Ulu Önder Mustafa Kemal ATATÜRK'ün savaş ile ilgili sözlerine burada kulak
verelim biraz...
''Savaş, nihayet meydan savaşı sadece karşı karşıya gelen iki ordunun
çarpışması değildir. Milletlerin çarpışmasıdır. Meydan savaşı milletlerin bütün
varlıklarıyla, bilim ve teknik alanındaki seviyeleriyle, ahlaklarıyla,
kültürleriyle kısacası bütün maddi ve manevi güç ve nitelikleriyle ve her türlü
vasıtalarıyla çarpıştığı bir sınav alanıdır. Bu alanda, milletlerin gerçek güç
ve kıymetleri ölçülür. Sonuçta yalnız maddi güçlerin değil, bütün güçlerin
özellikle ahlaki ve kültürel gücün üstünlüğü kesinlikle ortaya çıkar. Bu
sebeple meydan savaşında yenilen taraf milletçe ve memleketçe, bütün maddi ve
manevi varlığıyla yenilmiş sayılır. Böyle bir sonucun ne kadar feci
olabileceğini tahmin edersiniz. Yok oluş sadece savaş alanındaki orduya ait
olamaz. Aslında, ordunun mensup olduğu millet feci sonuçlara uğrar. Tarih,
birtakım boş hayallerle, başlarındaki hükümdarların, hırslı politikacıların
oyuncağı durumuna düşen istilacı orduların, istilacı milletlerin uğradığı bu
çeşit feci sonuçlarla doludur.''
İslam sözcüğü arapça se-le-me kökünden türeme olup, bir anlamıda barıştır.
Bununla birlikte kökün etken ortaç şekli eslemedir ve teslimiyet anlamına
gelir. Müslümanda teslim olan demektir. Burada teslim olunan tek Tanrı olduğu
kabul edilen Allah'tır. İslam özünde bu kadar barışa önem verirken, İslam adına
savaştığını söyleyenler, yeri gelince masum insanlarıda öldürmektedirler. O
üzerlerine bomba bağlayıpda şehit olacaklarını zannedenler büyük gaflet
içindedirler...
Son ikiyüz yıllık zaman dilimi içerisinde, dünyamızda hem maddi hem de manevi
yıkımı büyük olan, onlarca savaş olmuştur.
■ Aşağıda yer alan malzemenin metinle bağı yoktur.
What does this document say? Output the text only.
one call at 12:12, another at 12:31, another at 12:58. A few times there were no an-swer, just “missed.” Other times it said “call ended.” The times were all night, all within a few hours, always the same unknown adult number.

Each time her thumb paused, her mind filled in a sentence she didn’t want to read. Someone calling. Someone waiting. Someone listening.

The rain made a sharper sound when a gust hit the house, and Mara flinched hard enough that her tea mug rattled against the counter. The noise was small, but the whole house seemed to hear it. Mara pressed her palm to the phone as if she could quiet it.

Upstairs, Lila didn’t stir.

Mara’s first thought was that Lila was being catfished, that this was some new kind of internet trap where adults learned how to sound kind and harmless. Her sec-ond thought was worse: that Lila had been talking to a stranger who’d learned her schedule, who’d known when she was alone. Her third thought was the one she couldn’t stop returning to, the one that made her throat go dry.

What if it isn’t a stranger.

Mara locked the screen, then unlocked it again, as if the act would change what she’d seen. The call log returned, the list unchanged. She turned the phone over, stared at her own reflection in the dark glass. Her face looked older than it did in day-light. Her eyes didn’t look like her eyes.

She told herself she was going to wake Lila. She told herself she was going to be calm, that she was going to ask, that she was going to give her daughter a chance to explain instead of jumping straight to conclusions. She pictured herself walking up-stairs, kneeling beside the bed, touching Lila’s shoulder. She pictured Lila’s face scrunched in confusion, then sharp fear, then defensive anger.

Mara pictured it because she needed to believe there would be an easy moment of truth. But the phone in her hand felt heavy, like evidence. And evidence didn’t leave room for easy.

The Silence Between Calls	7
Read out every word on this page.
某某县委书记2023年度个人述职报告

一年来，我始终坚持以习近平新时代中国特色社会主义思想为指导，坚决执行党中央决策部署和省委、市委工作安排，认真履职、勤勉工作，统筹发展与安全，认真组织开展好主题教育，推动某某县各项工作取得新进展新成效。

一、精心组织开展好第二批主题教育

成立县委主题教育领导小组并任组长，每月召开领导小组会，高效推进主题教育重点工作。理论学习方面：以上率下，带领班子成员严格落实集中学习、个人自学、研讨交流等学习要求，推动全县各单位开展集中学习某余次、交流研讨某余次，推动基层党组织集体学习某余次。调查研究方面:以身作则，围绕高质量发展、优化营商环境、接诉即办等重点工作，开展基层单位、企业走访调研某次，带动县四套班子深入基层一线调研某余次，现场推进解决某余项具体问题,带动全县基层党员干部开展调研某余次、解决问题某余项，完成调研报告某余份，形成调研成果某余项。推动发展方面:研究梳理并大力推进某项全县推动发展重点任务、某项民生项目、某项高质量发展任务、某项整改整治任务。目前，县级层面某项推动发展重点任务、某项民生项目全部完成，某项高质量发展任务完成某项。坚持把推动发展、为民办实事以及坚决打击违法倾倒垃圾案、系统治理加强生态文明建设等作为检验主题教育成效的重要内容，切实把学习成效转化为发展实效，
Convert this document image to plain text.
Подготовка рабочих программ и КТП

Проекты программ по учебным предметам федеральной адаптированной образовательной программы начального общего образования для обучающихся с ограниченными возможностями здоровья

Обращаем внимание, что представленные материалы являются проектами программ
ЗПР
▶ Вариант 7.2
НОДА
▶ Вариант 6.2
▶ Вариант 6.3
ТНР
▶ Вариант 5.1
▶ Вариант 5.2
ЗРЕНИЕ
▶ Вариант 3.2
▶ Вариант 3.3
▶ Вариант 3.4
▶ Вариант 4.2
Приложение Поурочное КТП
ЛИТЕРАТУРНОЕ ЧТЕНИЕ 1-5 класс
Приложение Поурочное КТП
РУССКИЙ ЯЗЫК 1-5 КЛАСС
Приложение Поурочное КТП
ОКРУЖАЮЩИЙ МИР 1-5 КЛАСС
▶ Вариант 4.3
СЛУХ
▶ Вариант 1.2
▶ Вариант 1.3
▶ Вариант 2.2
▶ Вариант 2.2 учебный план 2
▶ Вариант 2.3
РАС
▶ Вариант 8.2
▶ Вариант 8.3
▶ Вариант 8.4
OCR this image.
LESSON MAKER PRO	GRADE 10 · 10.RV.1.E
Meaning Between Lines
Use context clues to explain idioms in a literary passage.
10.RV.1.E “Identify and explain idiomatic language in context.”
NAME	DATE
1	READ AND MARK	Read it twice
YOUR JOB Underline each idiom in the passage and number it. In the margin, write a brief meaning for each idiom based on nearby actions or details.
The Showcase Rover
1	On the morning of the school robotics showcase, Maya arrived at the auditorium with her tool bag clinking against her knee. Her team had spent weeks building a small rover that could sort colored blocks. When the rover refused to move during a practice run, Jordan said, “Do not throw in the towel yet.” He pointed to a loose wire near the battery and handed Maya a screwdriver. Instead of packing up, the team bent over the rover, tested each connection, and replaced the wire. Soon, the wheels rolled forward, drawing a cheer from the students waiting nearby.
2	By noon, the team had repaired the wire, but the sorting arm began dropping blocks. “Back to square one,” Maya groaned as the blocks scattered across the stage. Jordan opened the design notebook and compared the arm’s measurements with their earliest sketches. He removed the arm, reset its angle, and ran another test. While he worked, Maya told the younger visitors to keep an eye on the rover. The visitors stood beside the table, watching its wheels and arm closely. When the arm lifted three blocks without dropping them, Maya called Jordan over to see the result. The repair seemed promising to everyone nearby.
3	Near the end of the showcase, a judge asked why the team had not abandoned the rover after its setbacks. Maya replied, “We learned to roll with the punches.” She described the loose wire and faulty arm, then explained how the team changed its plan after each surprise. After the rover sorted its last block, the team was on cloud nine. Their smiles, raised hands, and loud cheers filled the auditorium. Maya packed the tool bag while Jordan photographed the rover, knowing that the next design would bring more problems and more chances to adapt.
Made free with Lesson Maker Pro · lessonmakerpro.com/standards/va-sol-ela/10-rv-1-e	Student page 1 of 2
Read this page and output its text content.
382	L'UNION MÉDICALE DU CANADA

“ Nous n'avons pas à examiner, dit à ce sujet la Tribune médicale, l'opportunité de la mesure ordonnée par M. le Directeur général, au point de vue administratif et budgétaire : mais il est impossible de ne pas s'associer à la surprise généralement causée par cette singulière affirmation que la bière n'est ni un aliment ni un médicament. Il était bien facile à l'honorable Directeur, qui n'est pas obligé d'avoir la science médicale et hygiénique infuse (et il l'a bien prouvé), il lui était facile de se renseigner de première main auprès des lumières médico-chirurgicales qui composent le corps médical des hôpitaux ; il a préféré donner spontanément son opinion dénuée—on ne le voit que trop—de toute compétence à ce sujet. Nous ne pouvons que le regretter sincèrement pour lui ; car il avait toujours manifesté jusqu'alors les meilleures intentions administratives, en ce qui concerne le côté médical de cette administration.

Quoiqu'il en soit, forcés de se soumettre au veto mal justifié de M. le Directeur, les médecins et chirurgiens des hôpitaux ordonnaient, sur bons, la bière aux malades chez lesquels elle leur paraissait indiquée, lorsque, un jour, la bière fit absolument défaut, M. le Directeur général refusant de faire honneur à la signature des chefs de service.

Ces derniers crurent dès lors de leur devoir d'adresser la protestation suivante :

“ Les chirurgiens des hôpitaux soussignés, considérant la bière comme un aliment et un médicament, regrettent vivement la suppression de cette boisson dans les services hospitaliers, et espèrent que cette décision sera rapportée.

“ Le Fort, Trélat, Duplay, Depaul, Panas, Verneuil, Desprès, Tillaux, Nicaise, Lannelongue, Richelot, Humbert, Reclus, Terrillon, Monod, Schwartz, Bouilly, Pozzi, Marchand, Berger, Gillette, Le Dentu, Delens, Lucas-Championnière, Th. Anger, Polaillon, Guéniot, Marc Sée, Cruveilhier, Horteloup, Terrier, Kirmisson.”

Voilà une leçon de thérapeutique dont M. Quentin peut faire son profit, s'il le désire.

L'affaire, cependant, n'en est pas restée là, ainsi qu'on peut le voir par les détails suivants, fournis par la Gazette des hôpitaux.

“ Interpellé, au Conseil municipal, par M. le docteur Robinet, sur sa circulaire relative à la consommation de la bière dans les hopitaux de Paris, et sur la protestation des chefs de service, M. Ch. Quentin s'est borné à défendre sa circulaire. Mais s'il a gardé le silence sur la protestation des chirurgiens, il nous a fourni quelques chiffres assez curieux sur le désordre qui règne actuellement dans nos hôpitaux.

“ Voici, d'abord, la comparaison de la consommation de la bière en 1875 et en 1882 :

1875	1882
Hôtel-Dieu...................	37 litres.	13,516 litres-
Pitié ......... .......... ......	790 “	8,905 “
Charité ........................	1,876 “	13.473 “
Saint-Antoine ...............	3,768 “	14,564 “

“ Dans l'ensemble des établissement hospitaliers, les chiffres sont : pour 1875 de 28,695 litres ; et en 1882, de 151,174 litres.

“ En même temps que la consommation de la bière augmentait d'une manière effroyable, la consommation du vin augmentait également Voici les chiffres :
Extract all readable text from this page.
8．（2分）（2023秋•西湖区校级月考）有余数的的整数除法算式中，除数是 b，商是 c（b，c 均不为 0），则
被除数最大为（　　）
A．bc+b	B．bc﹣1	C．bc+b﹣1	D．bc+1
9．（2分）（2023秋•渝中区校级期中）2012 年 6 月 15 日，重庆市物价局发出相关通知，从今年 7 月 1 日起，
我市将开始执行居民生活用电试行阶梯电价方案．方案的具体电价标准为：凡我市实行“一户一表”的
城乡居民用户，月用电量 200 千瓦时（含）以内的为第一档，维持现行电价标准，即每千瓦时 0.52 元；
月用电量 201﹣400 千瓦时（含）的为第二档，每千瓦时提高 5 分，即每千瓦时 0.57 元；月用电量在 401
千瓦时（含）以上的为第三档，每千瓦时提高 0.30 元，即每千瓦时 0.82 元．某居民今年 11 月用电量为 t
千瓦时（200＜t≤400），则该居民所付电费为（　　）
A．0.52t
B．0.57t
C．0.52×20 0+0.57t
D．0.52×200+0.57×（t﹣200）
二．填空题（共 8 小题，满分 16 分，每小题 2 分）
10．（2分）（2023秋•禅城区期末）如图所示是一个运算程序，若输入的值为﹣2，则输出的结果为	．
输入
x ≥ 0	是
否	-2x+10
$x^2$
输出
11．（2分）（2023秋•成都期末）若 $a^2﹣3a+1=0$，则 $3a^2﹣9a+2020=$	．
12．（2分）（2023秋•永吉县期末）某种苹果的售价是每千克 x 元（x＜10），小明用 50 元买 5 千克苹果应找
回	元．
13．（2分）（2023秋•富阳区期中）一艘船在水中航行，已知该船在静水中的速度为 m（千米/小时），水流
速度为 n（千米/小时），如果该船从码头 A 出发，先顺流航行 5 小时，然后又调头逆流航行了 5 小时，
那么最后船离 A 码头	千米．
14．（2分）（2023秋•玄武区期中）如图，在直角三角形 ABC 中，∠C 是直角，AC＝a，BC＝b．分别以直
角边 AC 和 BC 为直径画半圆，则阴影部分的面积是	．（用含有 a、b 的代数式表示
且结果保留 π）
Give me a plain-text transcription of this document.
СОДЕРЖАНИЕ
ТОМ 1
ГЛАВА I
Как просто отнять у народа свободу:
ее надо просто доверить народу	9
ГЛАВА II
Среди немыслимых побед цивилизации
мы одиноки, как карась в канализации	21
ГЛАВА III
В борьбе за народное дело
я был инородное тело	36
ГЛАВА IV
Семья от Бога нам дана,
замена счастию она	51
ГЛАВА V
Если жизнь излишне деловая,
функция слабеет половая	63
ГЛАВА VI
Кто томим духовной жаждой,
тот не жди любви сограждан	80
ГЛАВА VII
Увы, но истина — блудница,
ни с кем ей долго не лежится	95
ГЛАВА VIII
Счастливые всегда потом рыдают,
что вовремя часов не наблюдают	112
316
Bunların Başlıcaları: 1-Kırım
Savaşı-2- Doksanüç Harbi dedikleri Osmanlı-Rus Savaşı 3-Balkan Savaşları 4-
Birinci Dünya Savaşı 5-İkinci Dünya Savaşı 6-Vietnam Savaşı 7- Afgan Rus Savaşı
8- Çeçen-Rus Savaşı ve daha ismini zikredemediğimiz irili ufaklı onlarca savaş.
Bu savaşlarda harcanan paralar, eğer insanlığın milletlerin yararına
kullanılmış olsaydı, bugün belki de şu anda bilimde sanatta, tıpta geldiğimiz
noktanın çok daha ilerisindeydik. 1945 yılında Japonya'ya atılan atom bombası;
ki yüzbinlerce insanın ölümüne yol açmıştır, sadece denemek maksadı ile
atılmıştır keza o sırada Japonya kayıtsız şartsız teslim olmak üzeredir.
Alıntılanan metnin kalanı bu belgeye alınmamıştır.